Однажды Берман показал ему план научно-популярных книг, предназначаемых для детей. Владимир прочел строчку «Топография школьнику» и спросил, кто взялся за эту тему. Берман ответил, что никак не найдут автора. Тогда Владимир воскликнул:

— Да у меня брат топограф!

Берман очень обрадовался и сказал Владимиру, чтобы я срочно к нему явился.

Вообще с моей стороны было большой самонадеянностью: не очень я был знаком с топографией, числился одно время дорожным техником, потом рядовым рабочим. И вдруг взялся поучать юношество топографии.

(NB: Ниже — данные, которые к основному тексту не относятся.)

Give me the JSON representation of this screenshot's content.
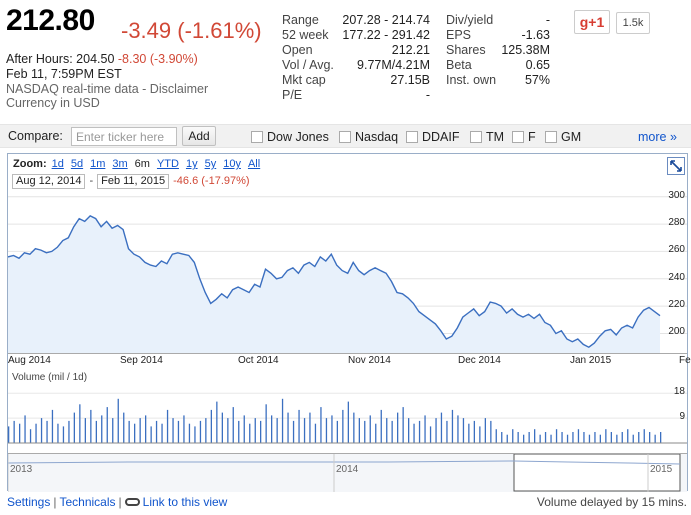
{
  "quote": {
    "price": "212.80",
    "change": "-3.49 (-1.61%)",
    "after_hours_label": "After Hours:",
    "after_hours_price": "204.50",
    "after_hours_change": "-8.30 (-3.90%)",
    "timestamp": "Feb 11, 7:59PM EST",
    "source": "NASDAQ real-time data - Disclaimer",
    "currency": "Currency in USD"
  },
  "stats_left": [
    {
      "label": "Range",
      "value": "207.28 - 214.74"
    },
    {
      "label": "52 week",
      "value": "177.22 - 291.42"
    },
    {
      "label": "Open",
      "value": "212.21"
    },
    {
      "label": "Vol / Avg.",
      "value": "9.77M/4.21M"
    },
    {
      "label": "Mkt cap",
      "value": "27.15B"
    },
    {
      "label": "P/E",
      "value": "-"
    }
  ],
  "stats_right": [
    {
      "label": "Div/yield",
      "value": "-"
    },
    {
      "label": "EPS",
      "value": "-1.63"
    },
    {
      "label": "Shares",
      "value": "125.38M"
    },
    {
      "label": "Beta",
      "value": "0.65"
    },
    {
      "label": "Inst. own",
      "value": "57%"
    }
  ],
  "social": {
    "gplus_label": "g+1",
    "gplus_count": "1.5k"
  },
  "compare": {
    "label": "Compare:",
    "placeholder": "Enter ticker here",
    "add_label": "Add",
    "items": [
      "Dow Jones",
      "Nasdaq",
      "DDAIF",
      "TM",
      "F",
      "GM"
    ],
    "more_label": "more »"
  },
  "chart": {
    "zoom_label": "Zoom:",
    "zoom_options": [
      "1d",
      "5d",
      "1m",
      "3m",
      "6m",
      "YTD",
      "1y",
      "5y",
      "10y",
      "All"
    ],
    "zoom_active": "6m",
    "range_start": "Aug 12, 2014",
    "range_separator": "-",
    "range_end": "Feb 11, 2015",
    "range_change": "-46.6 (-17.97%)",
    "volume_label": "Volume (mil / 1d)",
    "line_color": "#3b6fc0",
    "fill_color": "#e8f1fb"
  },
  "chart_data": {
    "type": "area",
    "y_ticks": [
      "300",
      "280",
      "260",
      "240",
      "220",
      "200"
    ],
    "ylim": [
      185,
      302
    ],
    "x_ticks": [
      "Aug 2014",
      "Sep 2014",
      "Oct 2014",
      "Nov 2014",
      "Dec 2014",
      "Jan 2015",
      "Fe"
    ],
    "price_series": [
      256,
      257,
      255,
      259,
      258,
      262,
      261,
      259,
      260,
      263,
      268,
      270,
      278,
      284,
      282,
      286,
      284,
      278,
      282,
      277,
      279,
      276,
      262,
      258,
      256,
      252,
      250,
      249,
      253,
      251,
      258,
      259,
      258,
      257,
      252,
      240,
      230,
      222,
      225,
      229,
      226,
      232,
      234,
      232,
      230,
      236,
      234,
      247,
      244,
      240,
      241,
      246,
      248,
      244,
      250,
      252,
      249,
      256,
      253,
      258,
      250,
      246,
      244,
      252,
      246,
      243,
      246,
      248,
      246,
      244,
      238,
      230,
      229,
      226,
      222,
      216,
      213,
      210,
      207,
      202,
      196,
      198,
      204,
      212,
      215,
      218,
      213,
      216,
      223,
      222,
      220,
      215,
      218,
      214,
      212,
      214,
      211,
      214,
      208,
      206,
      200,
      202,
      196,
      194,
      196,
      192,
      190,
      193,
      198,
      202,
      203,
      199,
      204,
      206,
      204,
      212,
      217,
      219,
      216,
      213
    ],
    "volume_y_ticks": [
      "18",
      "9"
    ],
    "volume_ylim": [
      0,
      21
    ],
    "volume_series": [
      6,
      8,
      7,
      10,
      5,
      7,
      9,
      8,
      12,
      7,
      6,
      8,
      11,
      14,
      9,
      12,
      8,
      10,
      13,
      9,
      16,
      11,
      8,
      7,
      9,
      10,
      6,
      8,
      7,
      12,
      9,
      8,
      10,
      7,
      6,
      8,
      9,
      12,
      15,
      11,
      9,
      13,
      8,
      10,
      7,
      9,
      8,
      14,
      10,
      9,
      16,
      11,
      8,
      12,
      9,
      11,
      7,
      13,
      9,
      10,
      8,
      12,
      15,
      11,
      9,
      8,
      10,
      7,
      12,
      9,
      8,
      11,
      13,
      9,
      7,
      8,
      10,
      6,
      9,
      11,
      8,
      12,
      10,
      9,
      7,
      8,
      6,
      9,
      8,
      5,
      4,
      3,
      5,
      4,
      3,
      4,
      5,
      3,
      4,
      3,
      5,
      4,
      3,
      4,
      5,
      4,
      3,
      4,
      3,
      5,
      4,
      3,
      4,
      5,
      3,
      4,
      5,
      4,
      3,
      4
    ],
    "nav_ticks": [
      "2013",
      "2014",
      "2015"
    ]
  },
  "footer": {
    "settings": "Settings",
    "technicals": "Technicals",
    "link_to_view": "Link to this view",
    "volume_delay": "Volume delayed by 15 mins."
  }
}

Провожая меня, Владимир сказал:

— Смотри не осрамись, наберись нахальства, в случае чего ври, а меня не подведи (это его подлинные слова).

Издательство помещалось в начале Остоженки у Пречистенских ворот. Берман встретил меня столь любезно, как никогда впоследствии редакторы не встречали. Тут же я написал заявку на книгу в восемь авторских листов. Берман мне сказал, что договор и аванс мне пришлют по почте и чтобы я начинал писать не откладывая.

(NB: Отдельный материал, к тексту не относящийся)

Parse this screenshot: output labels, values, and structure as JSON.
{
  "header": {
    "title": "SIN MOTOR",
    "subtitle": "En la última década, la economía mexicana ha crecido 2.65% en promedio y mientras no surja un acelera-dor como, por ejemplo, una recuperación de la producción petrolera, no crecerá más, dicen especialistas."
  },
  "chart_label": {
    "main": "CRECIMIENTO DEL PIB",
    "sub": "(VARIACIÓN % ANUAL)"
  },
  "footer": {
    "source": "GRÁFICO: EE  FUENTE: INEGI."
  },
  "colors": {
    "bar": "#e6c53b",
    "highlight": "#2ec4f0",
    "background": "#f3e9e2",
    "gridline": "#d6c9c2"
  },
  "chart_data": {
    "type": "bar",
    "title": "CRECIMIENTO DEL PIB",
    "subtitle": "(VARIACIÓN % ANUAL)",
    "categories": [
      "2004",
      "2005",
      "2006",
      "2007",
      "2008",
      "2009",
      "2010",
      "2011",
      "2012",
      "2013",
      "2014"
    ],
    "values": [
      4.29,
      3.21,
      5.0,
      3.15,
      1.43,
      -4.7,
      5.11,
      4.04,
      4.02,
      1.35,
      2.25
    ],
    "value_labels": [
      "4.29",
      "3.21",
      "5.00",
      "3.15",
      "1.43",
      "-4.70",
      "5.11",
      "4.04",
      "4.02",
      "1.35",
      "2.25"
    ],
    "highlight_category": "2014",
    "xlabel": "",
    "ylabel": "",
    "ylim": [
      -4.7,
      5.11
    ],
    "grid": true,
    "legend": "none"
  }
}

Отправился я к Житкову советоваться. Он всецело одобрил мое нахальство, дал мне ряд чисто технических советов, как живее излагать текст, сказал, что я буду сочинять, как он выразился, «геодезию для дураков», и предложил для будущей книги более занимательное название, а именно— «Хочу быть топографом».

Я шел и ликовал, а в груди у меня сидел булыжник. Идти мне было очень тяжело, никакой боли я не чувствовал, но задыхался, особенно поднимаясь в гору, поминутно останавливался. Я понимал, что болен, хотя сперва фельдшер, потом врач в Дмитрове ничего в моей грудной клетке не находили.

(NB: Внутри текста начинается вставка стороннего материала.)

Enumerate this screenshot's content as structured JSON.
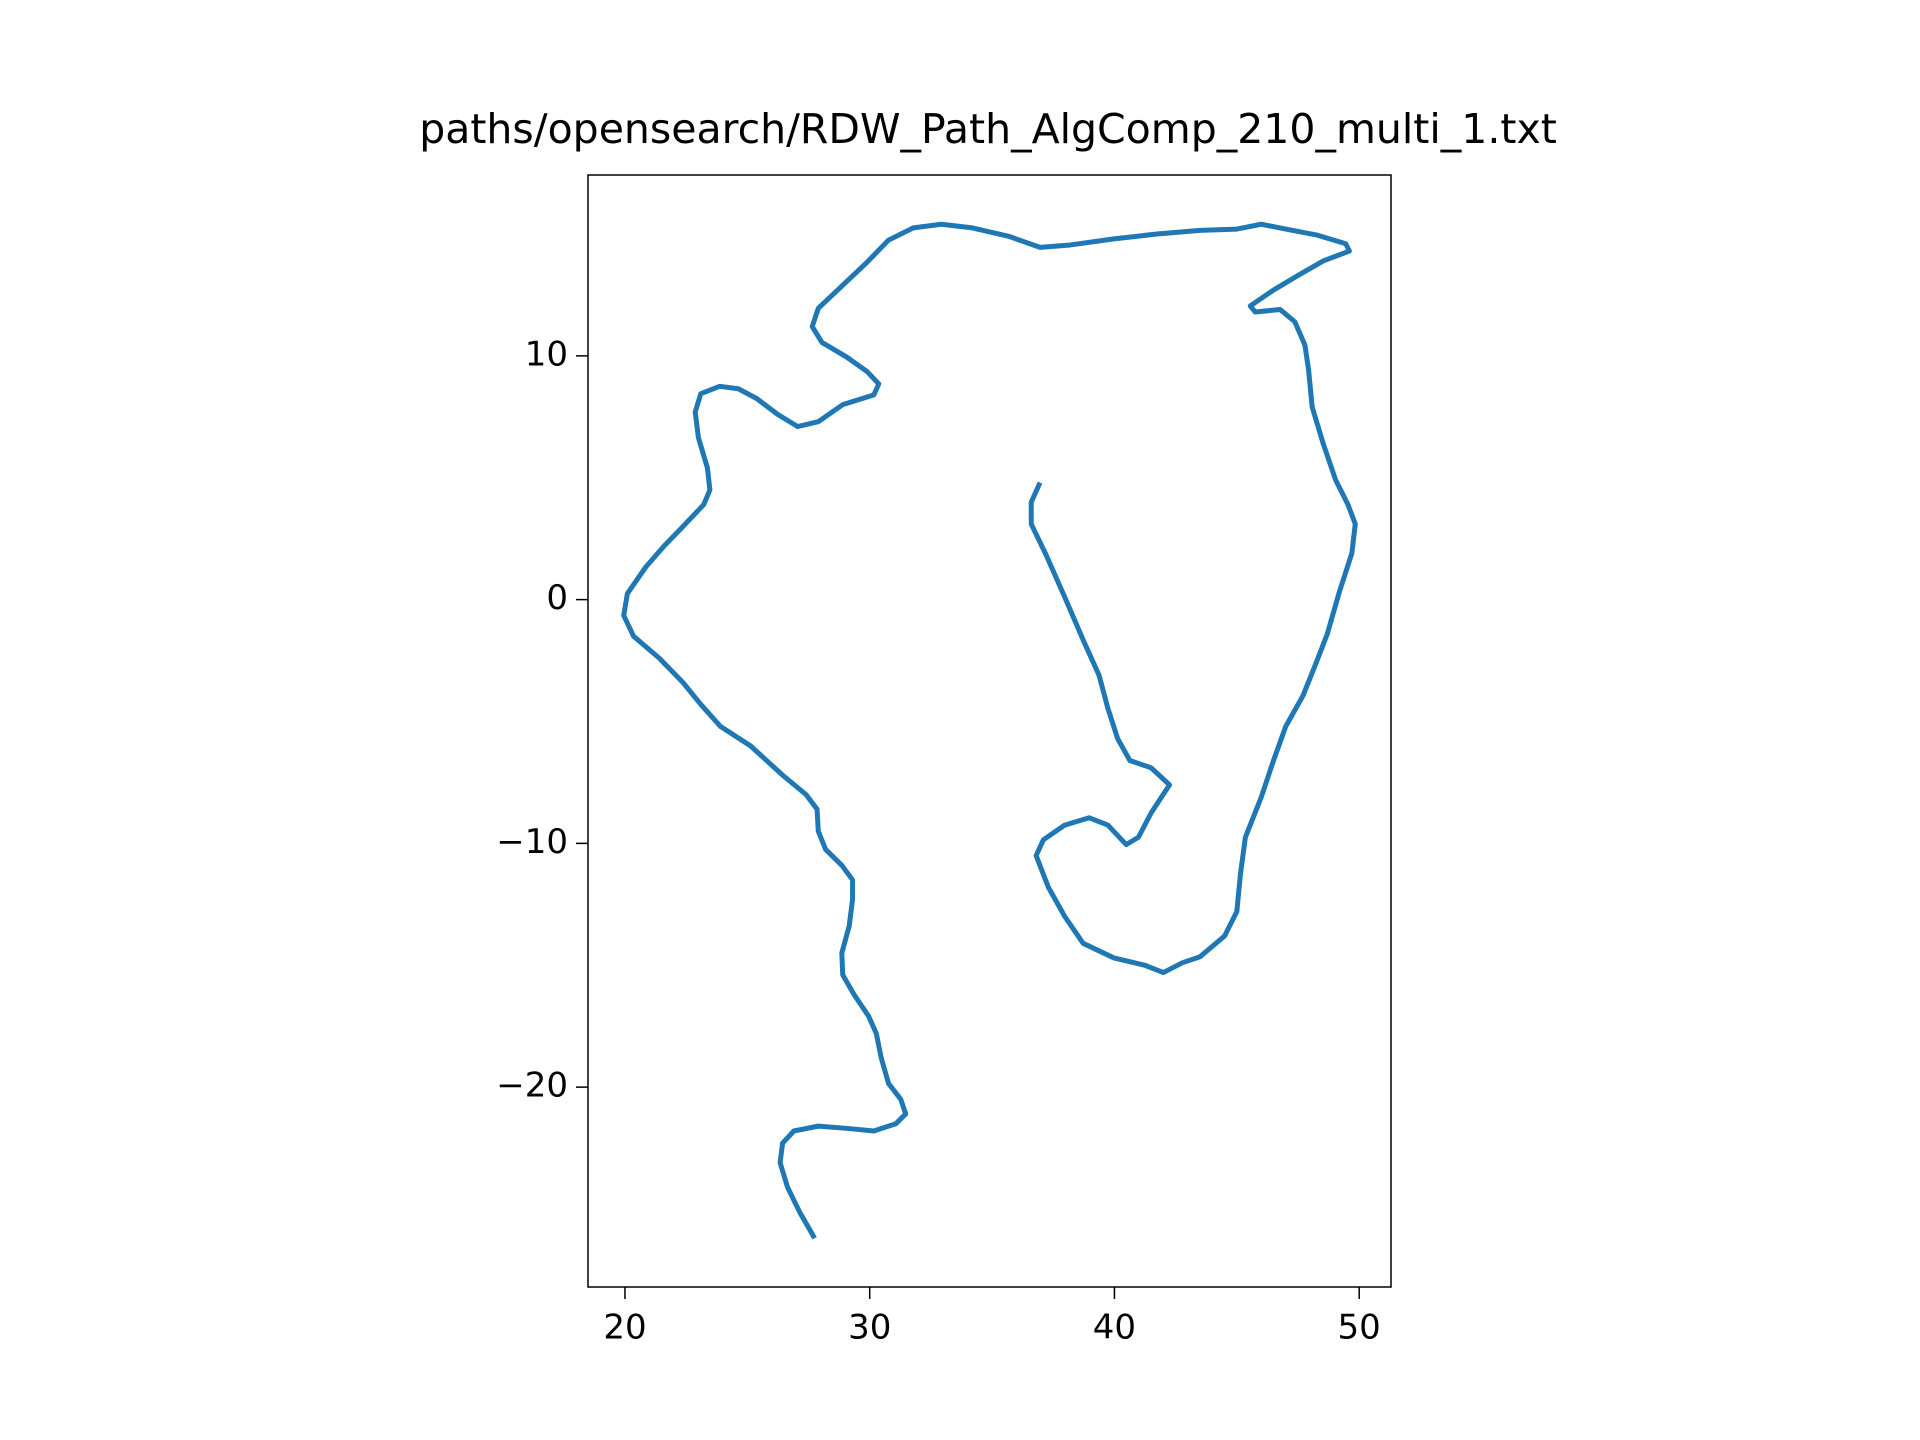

Когда я уезжал в тот раз в Москву, отец мне вручил письмо давнему другу нашей семьи доктору Федору Александровичу Гетье, который в свое время лечил самого Ленина.

Я отправился в Боткинскую больницу, построенную в

 

- 624 -

свое время на средства известного московского купца Солдатенкова, разыскал там Федора Александровича. Меня не хотели к нему пускать, говорили, что доктор очень стар, а его постоянно беспокоят. Я прорвался через преграды.

Федор Александрович встретил меня с большим участием. Я увидел у него на столе фотографию Ленина с трогательной надписью, подписанной Крупской. Он долго расспрашивал меня о моих родителях, о злоключениях нашей семьи, потом начал расспрашивать, на что я жалуюсь, принялся выстукивать и выслушивать и повел в рентгеновский кабинет.

Встал я голый по пояс перед аппаратом, и вдруг Федор Александрович воскликнул, обращаясь к медсестре:

— Пусть прервут занятия и все идут сюда. Поразительно интересный случай!

В комнату ввалилось человек тридцать в белых халатах — и почтенных докторш, и молоденьких медсестер. Я стоял перед экраном аппарата, слушал ахи и охи, вроде «в первый раз в жизни вижу!». Вид, наверное, у меня был глупейший, медицинские термины я не понимал, знал одно: я тяжело болен какой-то невероятной редкости болезнью.

Гетье повел меня в свой кабинет, объяснил, что от тяжести шкафа у меня разорвалось легкое. Называется травма «спонтанный пневмоторакс». Такое случается у музыкантов духового оркестра, если они чересчур напряженно дудят, случается травма и на войне. Булыжник, который я все время чувствую,— это воздух, проникший в разрыв. Лечение — полный покой, вставать лишь за нуждой, питаться лежа. Этот строгий режим соблюдать неукоснительно, иначе могут возникнуть осложнения вроде туберкулеза. И лежать мне, пока не испарится весь воздух из легкого и не исчезнет чувство булыжника в груди, месяца три-четыре, а может быть и долее. Гетье вручил мне подробное медицинское заключение и сказал, чтобы я, когда почувствую выздоровление, снова явился к нему.

В полном унынии я еле приплелся к родителям Клавдии, где мы тогда жили, вернее, из-за тесноты спали на полу, для чего отодвигался на ночь стол, а рядом с нами в корзине спал наш двухмесячный первенец.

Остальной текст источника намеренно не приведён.